Then there are spineless politicians, such as House Speaker Paul Ryan, who is cowering to Trump, presumably, to avoid getting on his bad side. On Thursday, in a series of conservative radio interviews, Ryan had the audacity to assert that the Florida school shooting should not threaten citizens’ rights to own guns.

“There’s more questions than answers at this stage,” Ryan said during an interview with Tom Katz on the Indiana radio station WIBC, according to Reuters.

He continued: “I don’t think that means you then roll that conversation into taking away citizens’ rights — taking away a law-abiding citizen’s rights. Obviously this conversation typically goes there. Right now, I think we need to take a breath and collect the facts.”

The facts are that a troubled, mentally disturbed teen casually walked onto the campus of his old high school heavily armed and killed more than a dozen innocent people.
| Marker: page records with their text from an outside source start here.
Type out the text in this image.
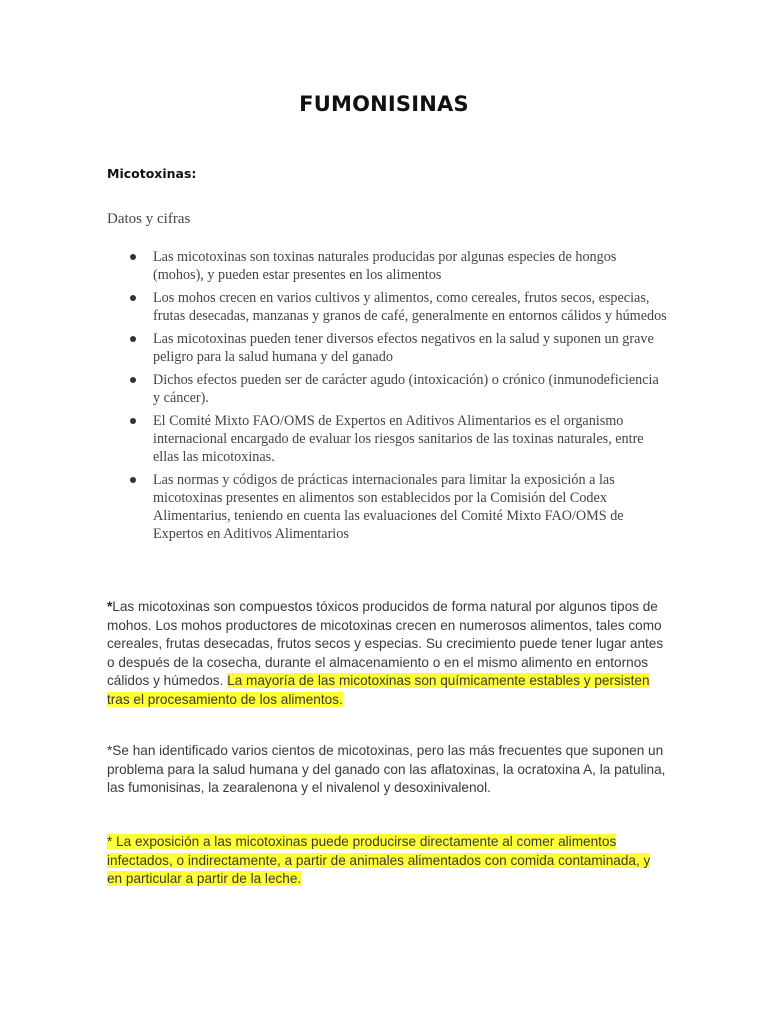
FUMONISINAS
Micotoxinas:
Datos y cifras
Las micotoxinas son toxinas naturales producidas por algunas especies de hongos (mohos), y pueden estar presentes en los alimentos
Los mohos crecen en varios cultivos y alimentos, como cereales, frutos secos, especias, frutas desecadas, manzanas y granos de café, generalmente en entornos cálidos y húmedos
Las micotoxinas pueden tener diversos efectos negativos en la salud y suponen un grave peligro para la salud humana y del ganado
Dichos efectos pueden ser de carácter agudo (intoxicación) o crónico (inmunodeficiencia y cáncer).
El Comité Mixto FAO/OMS de Expertos en Aditivos Alimentarios es el organismo internacional encargado de evaluar los riesgos sanitarios de las toxinas naturales, entre ellas las micotoxinas.
Las normas y códigos de prácticas internacionales para limitar la exposición a las micotoxinas presentes en alimentos son establecidos por la Comisión del Codex Alimentarius, teniendo en cuenta las evaluaciones del Comité Mixto FAO/OMS de Expertos en Aditivos Alimentarios

*Las micotoxinas son compuestos tóxicos producidos de forma natural por algunos tipos de mohos. Los mohos productores de micotoxinas crecen en numerosos alimentos, tales como cereales, frutas desecadas, frutos secos y especias. Su crecimiento puede tener lugar antes o después de la cosecha, durante el almacenamiento o en el mismo alimento en entornos cálidos y húmedos. La mayoría de las micotoxinas son químicamente estables y persisten tras el procesamiento de los alimentos.

*Se han identificado varios cientos de micotoxinas, pero las más frecuentes que suponen un problema para la salud humana y del ganado con las aflatoxinas, la ocratoxina A, la patulina, las fumonisinas, la zearalenona y el nivalenol y desoxinivalenol.

* La exposición a las micotoxinas puede producirse directamente al comer alimentos infectados, o indirectamente, a partir de animales alimentados con comida contaminada, y en particular a partir de la leche.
That information, alone, should be enough to warrant revisiting the gun control debate and taking aggressive action against guns.

Let’s also not forget that there have been a total of 41 mass shootings thus far this year, which includes the 18 school shootings. Several of them flew right under the radar.

It doesn’t have to be this difficult. If the government is so strongly opposed to banning guns entirely, like Australia did, then at the very least we should be passing legislation that makes it harder for guns to get into the wrong hands.  

Our children, the future leaders of our country, deserve so much better than this.

The students at Marjory Stoneman Douglas High School were on campus to receive an education, something we encourage our youth to do, and yet we can’t do the bare minimum to keep them safe in the classroom.